Frankfurt am Main/Johannesburg - Südafrikas Verfassungsgericht hat den Weg für ein mögliches Amtsenthebungsverfahren gegen Präsident Cyril Ramaphosa freigemacht. Das Gericht entschied am Freitag, das Parlament habe rechtswidrig gehandelt, als es 2022 die Bearbeitung eines Berichts zum sogenannten „Phala-Phala“-Skandal ablehnte, wie das südafrikanische Nachrichtenportal „IOL“ berichtete. Dabei geht es um die Herkunft von über einer halben Million US-Dollar, die 2020 laut Medienberichten aus einem Sofa auf Ramaphosas Wildfarm „Phala Phala“ gestohlen wurden.

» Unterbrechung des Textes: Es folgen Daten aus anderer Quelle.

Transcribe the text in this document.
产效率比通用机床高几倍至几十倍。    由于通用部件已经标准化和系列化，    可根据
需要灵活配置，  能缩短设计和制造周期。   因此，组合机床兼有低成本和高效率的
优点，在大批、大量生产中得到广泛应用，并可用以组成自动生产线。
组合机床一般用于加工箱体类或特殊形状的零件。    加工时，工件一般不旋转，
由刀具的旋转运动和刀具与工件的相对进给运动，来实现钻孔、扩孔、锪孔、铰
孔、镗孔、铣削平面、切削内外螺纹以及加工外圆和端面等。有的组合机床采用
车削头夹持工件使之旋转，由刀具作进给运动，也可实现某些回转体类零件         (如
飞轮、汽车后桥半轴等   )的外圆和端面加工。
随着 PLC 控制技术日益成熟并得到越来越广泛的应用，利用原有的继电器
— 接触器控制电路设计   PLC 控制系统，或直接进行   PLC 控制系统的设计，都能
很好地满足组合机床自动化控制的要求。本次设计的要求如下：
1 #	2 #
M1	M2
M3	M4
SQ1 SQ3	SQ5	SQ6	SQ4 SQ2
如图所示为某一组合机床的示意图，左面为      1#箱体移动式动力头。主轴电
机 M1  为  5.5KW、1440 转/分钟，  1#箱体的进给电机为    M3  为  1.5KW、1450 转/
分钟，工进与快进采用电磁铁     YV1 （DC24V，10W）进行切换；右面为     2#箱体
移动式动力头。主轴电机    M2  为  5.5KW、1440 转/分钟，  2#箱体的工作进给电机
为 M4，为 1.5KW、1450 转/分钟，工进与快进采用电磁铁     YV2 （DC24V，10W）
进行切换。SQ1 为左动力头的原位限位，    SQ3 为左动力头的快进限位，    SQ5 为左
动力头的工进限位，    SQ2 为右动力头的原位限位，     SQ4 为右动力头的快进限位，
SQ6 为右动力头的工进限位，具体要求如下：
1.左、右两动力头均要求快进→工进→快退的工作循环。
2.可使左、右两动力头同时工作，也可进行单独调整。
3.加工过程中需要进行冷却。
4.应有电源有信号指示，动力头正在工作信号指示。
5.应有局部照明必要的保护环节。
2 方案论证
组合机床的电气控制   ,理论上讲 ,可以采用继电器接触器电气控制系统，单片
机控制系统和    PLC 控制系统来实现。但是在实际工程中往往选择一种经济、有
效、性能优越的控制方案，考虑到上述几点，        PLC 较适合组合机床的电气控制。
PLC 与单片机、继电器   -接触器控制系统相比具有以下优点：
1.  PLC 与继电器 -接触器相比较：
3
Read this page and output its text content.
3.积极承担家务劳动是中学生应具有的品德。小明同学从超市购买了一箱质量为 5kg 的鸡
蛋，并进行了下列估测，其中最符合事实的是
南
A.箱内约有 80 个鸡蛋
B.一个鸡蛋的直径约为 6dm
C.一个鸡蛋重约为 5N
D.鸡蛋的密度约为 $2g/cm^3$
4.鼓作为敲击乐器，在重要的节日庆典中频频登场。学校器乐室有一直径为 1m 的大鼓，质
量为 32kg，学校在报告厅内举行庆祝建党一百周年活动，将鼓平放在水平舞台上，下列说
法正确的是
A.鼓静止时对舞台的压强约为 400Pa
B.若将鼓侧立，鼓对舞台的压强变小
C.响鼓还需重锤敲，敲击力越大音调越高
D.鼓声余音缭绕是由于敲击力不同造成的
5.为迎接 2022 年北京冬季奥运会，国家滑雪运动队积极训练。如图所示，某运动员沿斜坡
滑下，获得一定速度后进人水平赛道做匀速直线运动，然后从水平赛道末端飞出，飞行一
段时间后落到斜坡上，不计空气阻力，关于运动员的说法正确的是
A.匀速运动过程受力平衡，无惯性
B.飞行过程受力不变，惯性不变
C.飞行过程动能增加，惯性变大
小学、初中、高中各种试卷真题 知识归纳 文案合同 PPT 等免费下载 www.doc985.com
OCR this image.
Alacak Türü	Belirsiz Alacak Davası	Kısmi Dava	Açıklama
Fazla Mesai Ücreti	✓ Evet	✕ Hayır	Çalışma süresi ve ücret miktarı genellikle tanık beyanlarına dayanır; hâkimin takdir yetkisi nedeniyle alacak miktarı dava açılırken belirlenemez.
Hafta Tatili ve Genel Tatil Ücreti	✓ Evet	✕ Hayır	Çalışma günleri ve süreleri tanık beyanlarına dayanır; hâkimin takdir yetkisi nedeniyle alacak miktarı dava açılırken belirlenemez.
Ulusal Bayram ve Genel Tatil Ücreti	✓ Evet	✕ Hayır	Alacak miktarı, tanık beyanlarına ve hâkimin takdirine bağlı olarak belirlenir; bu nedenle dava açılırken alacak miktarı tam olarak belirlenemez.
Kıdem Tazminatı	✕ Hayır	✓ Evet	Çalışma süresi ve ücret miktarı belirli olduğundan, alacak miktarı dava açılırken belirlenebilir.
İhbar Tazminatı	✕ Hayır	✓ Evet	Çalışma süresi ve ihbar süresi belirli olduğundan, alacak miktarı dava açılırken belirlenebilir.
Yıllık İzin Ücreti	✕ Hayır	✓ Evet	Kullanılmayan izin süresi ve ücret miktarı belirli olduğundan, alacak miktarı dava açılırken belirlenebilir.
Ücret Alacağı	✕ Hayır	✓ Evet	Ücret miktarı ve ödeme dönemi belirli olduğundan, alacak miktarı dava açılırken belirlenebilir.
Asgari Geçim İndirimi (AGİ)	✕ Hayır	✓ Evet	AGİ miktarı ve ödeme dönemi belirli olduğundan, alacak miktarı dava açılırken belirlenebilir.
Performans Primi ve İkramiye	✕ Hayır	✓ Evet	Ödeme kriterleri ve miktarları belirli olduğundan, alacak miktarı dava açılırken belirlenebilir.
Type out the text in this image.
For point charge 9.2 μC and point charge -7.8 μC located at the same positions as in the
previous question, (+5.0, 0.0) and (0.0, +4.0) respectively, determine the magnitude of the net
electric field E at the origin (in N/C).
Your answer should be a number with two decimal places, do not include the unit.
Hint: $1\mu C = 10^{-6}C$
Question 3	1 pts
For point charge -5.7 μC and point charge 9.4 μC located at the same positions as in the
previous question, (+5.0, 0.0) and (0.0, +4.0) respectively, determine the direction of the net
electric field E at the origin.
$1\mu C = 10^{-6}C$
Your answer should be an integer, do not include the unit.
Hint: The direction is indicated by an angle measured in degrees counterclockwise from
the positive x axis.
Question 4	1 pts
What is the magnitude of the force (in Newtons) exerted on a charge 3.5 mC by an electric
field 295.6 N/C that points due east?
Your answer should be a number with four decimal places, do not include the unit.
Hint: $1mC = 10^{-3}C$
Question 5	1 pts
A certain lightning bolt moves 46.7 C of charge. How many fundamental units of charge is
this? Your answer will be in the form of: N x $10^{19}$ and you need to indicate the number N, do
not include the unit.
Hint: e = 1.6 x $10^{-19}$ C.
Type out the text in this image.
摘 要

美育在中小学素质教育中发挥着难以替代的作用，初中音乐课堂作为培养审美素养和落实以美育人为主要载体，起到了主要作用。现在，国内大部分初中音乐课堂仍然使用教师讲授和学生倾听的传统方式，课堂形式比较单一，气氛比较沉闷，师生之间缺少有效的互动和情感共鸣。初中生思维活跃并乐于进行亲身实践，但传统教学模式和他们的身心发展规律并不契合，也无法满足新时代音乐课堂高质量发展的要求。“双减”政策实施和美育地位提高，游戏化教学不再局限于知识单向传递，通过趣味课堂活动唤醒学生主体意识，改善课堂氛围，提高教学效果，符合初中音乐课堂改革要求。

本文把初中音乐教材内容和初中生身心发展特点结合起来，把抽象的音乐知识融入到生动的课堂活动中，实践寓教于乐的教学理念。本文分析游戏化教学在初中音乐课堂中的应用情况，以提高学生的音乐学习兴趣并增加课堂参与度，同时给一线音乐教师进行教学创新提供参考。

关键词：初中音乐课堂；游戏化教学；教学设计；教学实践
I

Die Nationalversammlung muss den Fall nach dem Urteil erneut prüfen.
Geklagt hatte die Oppositionspartei Economic Freedom Fighters (EFF). Nach Auffassung des Gerichts war die Entscheidung des Parlaments, die Empfehlungen eines unabhängigen Untersuchungsgremiums zurückzuweisen, „irrational und verfassungswidrig“. Die Richter erklärten zudem eine Regelung des Amtsenthebungsverfahrens teilweise für verfassungswidrig, weil sie dem Parlament zu großen Ermessensspielraum einräume.
Mehrheit im Parlament verändert
2020 wurden bei einem Einbruch auf Ramaphosas „Phala Phala“-Farm rund 580.000 US-Dollar gestohlen, die Medienberichten zufolge in einem Sofa versteckt gewesen waren. Ramaphosa erklärte, das Geld stamme aus dem Verkauf von 20 Büffeln an einen sudanesischen Geschäftsmann. Das Gericht bezweifelte die Darstellung jedoch und kam zu dem Schluss, es gebe diverse Anhaltspunkte für mögliche Verstöße gegen die Verfassung. Dazu gehörten mutmaßlich nicht gemeldete Devisenbestände sowie der Vorwurf, der Diebstahl sei nicht ordnungsgemäß angezeigt worden.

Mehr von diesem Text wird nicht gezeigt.